A Roman gold coin depicting the Emperor Nero, dated to 56 CE was discovered in summer, 2016 at UNC Charlotte's archaeolgocial excavation at Jerusalem's Mt. Zion. Credit Shimon Gibson

A Team of archaeologists from UNC Charlotte have made a first-of-its-kind find.

The team found this rare Roman coin in Jerusalem with the image of the Roman Emperor Nero on Mount Zion.

It dates back about 1900 years, but that's not even the most impressive part.

The team says the discovery is the first time a coin of this kind has turned up in Jerusalem in a scientific dig.

"The coin is exceptional," said archaeologist Dr. Shimon Gibson, "because this is the first time that a coin of this kind has turned up in Jerusalem in a scientific dig. Coins of this type are usually only found in private collections, where we don't have clear evidence as to place of origin."

It was found earlier this summer near villas that may have been the homes of wealthy Jewish residents of the time.

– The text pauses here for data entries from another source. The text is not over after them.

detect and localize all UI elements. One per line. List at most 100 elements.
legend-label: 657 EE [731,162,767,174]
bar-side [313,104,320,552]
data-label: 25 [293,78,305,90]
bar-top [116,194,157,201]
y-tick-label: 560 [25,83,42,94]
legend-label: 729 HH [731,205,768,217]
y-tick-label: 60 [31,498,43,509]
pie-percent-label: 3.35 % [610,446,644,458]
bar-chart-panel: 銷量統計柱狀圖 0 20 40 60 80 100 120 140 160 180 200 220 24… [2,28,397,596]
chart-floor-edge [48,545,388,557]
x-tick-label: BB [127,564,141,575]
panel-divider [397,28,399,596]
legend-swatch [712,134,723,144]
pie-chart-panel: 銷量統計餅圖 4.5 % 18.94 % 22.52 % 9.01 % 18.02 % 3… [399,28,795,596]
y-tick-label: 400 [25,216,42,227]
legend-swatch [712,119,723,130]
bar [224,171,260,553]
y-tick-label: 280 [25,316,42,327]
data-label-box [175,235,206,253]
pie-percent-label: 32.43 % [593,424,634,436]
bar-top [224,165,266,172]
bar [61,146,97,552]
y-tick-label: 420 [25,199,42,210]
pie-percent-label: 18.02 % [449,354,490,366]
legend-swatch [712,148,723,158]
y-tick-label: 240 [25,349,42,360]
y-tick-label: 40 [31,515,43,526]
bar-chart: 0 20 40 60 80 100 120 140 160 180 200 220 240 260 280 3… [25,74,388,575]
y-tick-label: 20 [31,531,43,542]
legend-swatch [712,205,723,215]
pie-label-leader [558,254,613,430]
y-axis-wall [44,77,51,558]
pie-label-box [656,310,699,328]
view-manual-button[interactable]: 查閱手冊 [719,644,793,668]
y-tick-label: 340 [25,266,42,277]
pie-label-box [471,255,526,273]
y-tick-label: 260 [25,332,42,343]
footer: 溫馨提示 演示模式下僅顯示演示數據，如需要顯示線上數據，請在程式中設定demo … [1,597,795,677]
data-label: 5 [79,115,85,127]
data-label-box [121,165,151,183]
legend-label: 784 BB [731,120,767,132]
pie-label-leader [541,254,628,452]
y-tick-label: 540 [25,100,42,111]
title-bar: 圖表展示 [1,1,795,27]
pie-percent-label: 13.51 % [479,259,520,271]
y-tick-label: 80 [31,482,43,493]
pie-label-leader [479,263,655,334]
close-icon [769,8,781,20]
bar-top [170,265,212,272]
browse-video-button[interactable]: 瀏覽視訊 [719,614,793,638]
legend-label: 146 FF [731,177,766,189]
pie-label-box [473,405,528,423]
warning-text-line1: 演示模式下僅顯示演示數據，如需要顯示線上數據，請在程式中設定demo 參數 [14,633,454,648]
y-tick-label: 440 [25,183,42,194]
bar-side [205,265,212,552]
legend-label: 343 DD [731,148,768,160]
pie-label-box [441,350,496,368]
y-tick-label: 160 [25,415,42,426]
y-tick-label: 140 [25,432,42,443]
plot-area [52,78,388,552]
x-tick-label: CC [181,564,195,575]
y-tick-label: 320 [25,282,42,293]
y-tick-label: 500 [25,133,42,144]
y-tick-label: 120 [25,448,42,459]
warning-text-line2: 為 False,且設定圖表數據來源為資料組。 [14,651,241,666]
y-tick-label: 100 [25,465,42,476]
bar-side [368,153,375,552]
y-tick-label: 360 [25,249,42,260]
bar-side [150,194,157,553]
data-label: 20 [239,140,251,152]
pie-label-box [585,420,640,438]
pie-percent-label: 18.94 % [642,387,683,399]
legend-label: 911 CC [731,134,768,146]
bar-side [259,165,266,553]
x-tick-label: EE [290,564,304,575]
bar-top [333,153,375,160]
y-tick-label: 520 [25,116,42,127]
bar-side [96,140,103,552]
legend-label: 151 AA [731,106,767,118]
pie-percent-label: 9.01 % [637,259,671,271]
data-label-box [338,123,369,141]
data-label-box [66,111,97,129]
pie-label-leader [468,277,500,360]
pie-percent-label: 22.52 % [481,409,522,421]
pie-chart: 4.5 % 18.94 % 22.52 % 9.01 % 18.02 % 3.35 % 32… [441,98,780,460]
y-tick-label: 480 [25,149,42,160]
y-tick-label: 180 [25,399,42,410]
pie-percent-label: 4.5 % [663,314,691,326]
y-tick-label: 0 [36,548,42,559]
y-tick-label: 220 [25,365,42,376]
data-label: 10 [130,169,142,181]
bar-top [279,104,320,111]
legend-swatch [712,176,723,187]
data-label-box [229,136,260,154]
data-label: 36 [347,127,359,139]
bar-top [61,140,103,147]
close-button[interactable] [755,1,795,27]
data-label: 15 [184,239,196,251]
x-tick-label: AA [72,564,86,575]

The gold coin (aureus) bears the bare-headed portrait of the young Nero as Caesar. The lettering around the edge of the coin reads: NERO CAESAR AVG IMP. On the reverse of the coin is a depiction of an oak wreath containing the letters "EX S C," with the surrounding inscription "PONTIF MAX TR P III." Importantly, these inscriptions help to work out the date when the coin was struck as 56/57 AD. Identification of the coin was made by the historian and numismatist, Dr. David Jacobson from London.
Archaeologist say they also found the rooms of a large mansion and even a ritual pool.